In the European Union, medicines approved through the centralised procedure generally benefit from regulatory periods that include a data-protection term for certain dossier elements. The practical effect is that, for a set number of years from approval, other sponsors typically cannot use the originator’s clinical trial data to support an application, unless they meet specific legal exceptions (such as consent, a link to protected data, or other qualifying conditions).

If you want the specific end date for Nplate, I need the approval country/region you mean (most people ask this as “EU” or “US”), because the duration and trigger date differ.

What about the US—does Nplate have data exclusivity there?

In the US, “data exclusivity” is often discussed alongside marketing exclusivity concepts that are set by the FDA framework.
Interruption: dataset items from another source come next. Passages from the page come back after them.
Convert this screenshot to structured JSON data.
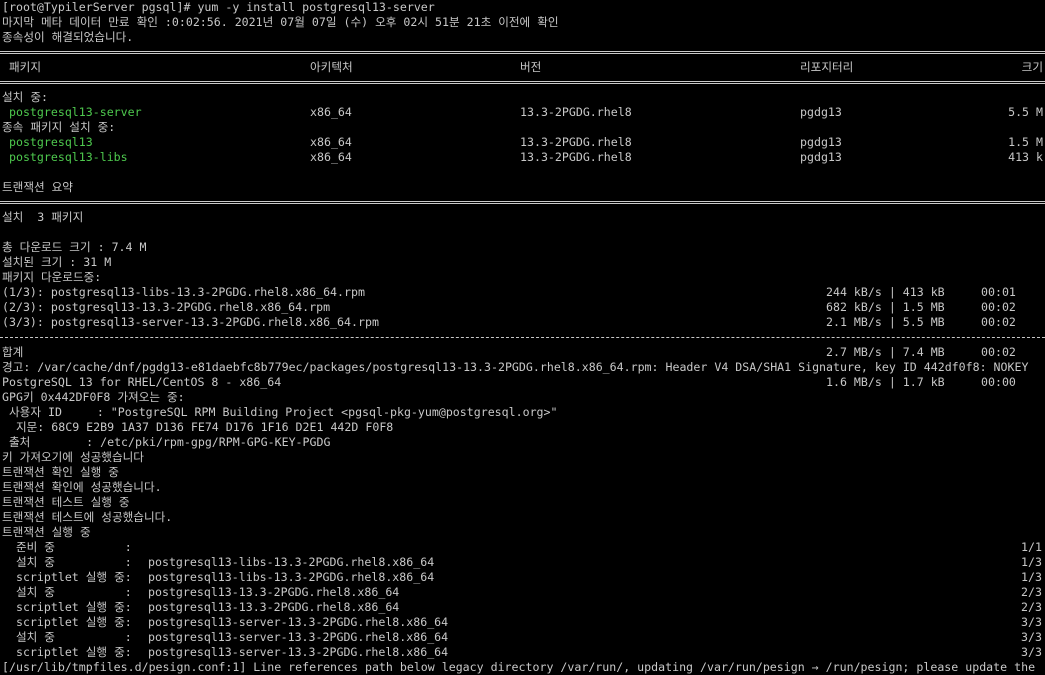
{
  "terminal": {
    "lines": [
      {
        "type": "text",
        "text": "[root@TypilerServer pgsql]# yum -y install postgresql13-server"
      },
      {
        "type": "text",
        "text": "마지막 메타 데이터 만료 확인 :0:02:56. 2021년 07월 07일 (수) 오후 02시 51분 21초 이전에 확인"
      },
      {
        "type": "text",
        "text": "종속성이 해결되었습니다."
      },
      {
        "type": "rule"
      },
      {
        "type": "row",
        "cols": [
          " 패키지",
          "아키텍처",
          "버전",
          "리포지터리",
          "크기"
        ]
      },
      {
        "type": "rule"
      },
      {
        "type": "text",
        "text": "설치 중:"
      },
      {
        "type": "row",
        "green": true,
        "cols": [
          " postgresql13-server",
          "x86_64",
          "13.3-2PGDG.rhel8",
          "pgdg13",
          "5.5 M"
        ]
      },
      {
        "type": "text",
        "text": "종속 패키지 설치 중:"
      },
      {
        "type": "row",
        "green": true,
        "cols": [
          " postgresql13",
          "x86_64",
          "13.3-2PGDG.rhel8",
          "pgdg13",
          "1.5 M"
        ]
      },
      {
        "type": "row",
        "green": true,
        "cols": [
          " postgresql13-libs",
          "x86_64",
          "13.3-2PGDG.rhel8",
          "pgdg13",
          "413 k"
        ]
      },
      {
        "type": "text",
        "text": ""
      },
      {
        "type": "text",
        "text": "트랜잭션 요약"
      },
      {
        "type": "rule"
      },
      {
        "type": "text",
        "text": "설치  3 패키지"
      },
      {
        "type": "text",
        "text": ""
      },
      {
        "type": "text",
        "text": "총 다운로드 크기 : 7.4 M"
      },
      {
        "type": "text",
        "text": "설치된 크기 : 31 M"
      },
      {
        "type": "text",
        "text": "패키지 다운로드중:"
      },
      {
        "type": "dl",
        "cols": [
          "(1/3): postgresql13-libs-13.3-2PGDG.rhel8.x86_64.rpm",
          "244 kB/s | 413 kB",
          "00:01"
        ]
      },
      {
        "type": "dl",
        "cols": [
          "(2/3): postgresql13-13.3-2PGDG.rhel8.x86_64.rpm",
          "682 kB/s | 1.5 MB",
          "00:02"
        ]
      },
      {
        "type": "dl",
        "cols": [
          "(3/3): postgresql13-server-13.3-2PGDG.rhel8.x86_64.rpm",
          "2.1 MB/s | 5.5 MB",
          "00:02"
        ]
      },
      {
        "type": "dashrule"
      },
      {
        "type": "dl",
        "cols": [
          "합계",
          "2.7 MB/s | 7.4 MB",
          "00:02"
        ]
      },
      {
        "type": "text",
        "text": "경고: /var/cache/dnf/pgdg13-e81daebfc8b779ec/packages/postgresql13-13.3-2PGDG.rhel8.x86_64.rpm: Header V4 DSA/SHA1 Signature, key ID 442df0f8: NOKEY"
      },
      {
        "type": "dl",
        "cols": [
          "PostgreSQL 13 for RHEL/CentOS 8 - x86_64",
          "1.6 MB/s | 1.7 kB",
          "00:00"
        ]
      },
      {
        "type": "text",
        "text": "GPG키 0x442DF0F8 가져오는 중:"
      },
      {
        "type": "text",
        "text": " 사용자 ID     : \"PostgreSQL RPM Building Project <pgsql-pkg-yum@postgresql.org>\""
      },
      {
        "type": "text",
        "text": "  지문: 68C9 E2B9 1A37 D136 FE74 D176 1F16 D2E1 442D F0F8"
      },
      {
        "type": "text",
        "text": " 출처        : /etc/pki/rpm-gpg/RPM-GPG-KEY-PGDG"
      },
      {
        "type": "text",
        "text": "키 가져오기에 성공했습니다"
      },
      {
        "type": "text",
        "text": "트랜잭션 확인 실행 중"
      },
      {
        "type": "text",
        "text": "트랜잭션 확인에 성공했습니다."
      },
      {
        "type": "text",
        "text": "트랜잭션 테스트 실행 중"
      },
      {
        "type": "text",
        "text": "트랜잭션 테스트에 성공했습니다."
      },
      {
        "type": "text",
        "text": "트랜잭션 실행 중"
      },
      {
        "type": "step",
        "cols": [
          "  준비 중          :",
          "",
          "1/1"
        ]
      },
      {
        "type": "step",
        "cols": [
          "  설치 중          : ",
          "postgresql13-libs-13.3-2PGDG.rhel8.x86_64",
          "1/3"
        ]
      },
      {
        "type": "step",
        "cols": [
          "  scriptlet 실행 중: ",
          "postgresql13-libs-13.3-2PGDG.rhel8.x86_64",
          "1/3"
        ]
      },
      {
        "type": "step",
        "cols": [
          "  설치 중          : ",
          "postgresql13-13.3-2PGDG.rhel8.x86_64",
          "2/3"
        ]
      },
      {
        "type": "step",
        "cols": [
          "  scriptlet 실행 중: ",
          "postgresql13-13.3-2PGDG.rhel8.x86_64",
          "2/3"
        ]
      },
      {
        "type": "step",
        "cols": [
          "  scriptlet 실행 중: ",
          "postgresql13-server-13.3-2PGDG.rhel8.x86_64",
          "3/3"
        ]
      },
      {
        "type": "step",
        "cols": [
          "  설치 중          : ",
          "postgresql13-server-13.3-2PGDG.rhel8.x86_64",
          "3/3"
        ]
      },
      {
        "type": "step",
        "cols": [
          "  scriptlet 실행 중: ",
          "postgresql13-server-13.3-2PGDG.rhel8.x86_64",
          "3/3"
        ]
      },
      {
        "type": "text",
        "text": "[/usr/lib/tmpfiles.d/pesign.conf:1] Line references path below legacy directory /var/run/, updating /var/run/pesign → /run/pesign; please update the"
      }
    ]
  }
}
The exact protection window for a specific product depends on the pathway used at approval and whether it was a new drug application vs. a biologics license application, plus any extensions tied to new approvals or supplemental applications.

Does Nplate’s exclusivity differ from patent protection?

Yes. Data exclusivity and patent protection are separate layers:
- Data exclusivity limits who can rely on originator clinical data for regulatory approval.
- Patents can still block manufacturing/marketing even after data exclusivity ends.
So the ability for competitors to launch often depends on whether they can obtain approval without using protected data and whether any patents are still in force.

Does a new indication or formulation extend Nplate exclusivity?

Often, yes in principle. If an originator gets regulatory approval for a new indication or a qualifying change, some jurisdictions can grant additional periods of protection (the details are specific to the jurisdiction and the type of update). That can change when generic/biosimilar-type applicants can enter, even if the original approval is earlier.

Can competitors enter before data exclusivity ends?

Usually only in limited ways. Competitors may be able to:
- Seek approval in a way that does not rely on protected clinical data (jurisdiction-specific),
- Launch outside the scope of the protected indications,
- Or enter when the exclusivity period expires.
The feasibility depends on how the law treats reliance on existing data and on any other ongoing protections (like patents).

What I need from you to give the exact “data exclusivity” timeline

Tell me which jurisdiction you mean:
1) European Union (EMA) or specific EU country?
2) United States (FDA)?
And if you care about a specific trigger, tell me the context:
- original approval exclusivity, or
- extensions after a new indication/supplement.

With that, I can pin down the protection period and the likely earliest entry point based on data exclusivity alone (separate from patents).

Sources

I don’t have any source material to cite in this chat. If you paste a link (EMA/FDA label, EPAR/PL/assessment report, or a listing that mentions Nplate exclusivity), I’ll extract the exact duration and end date from it.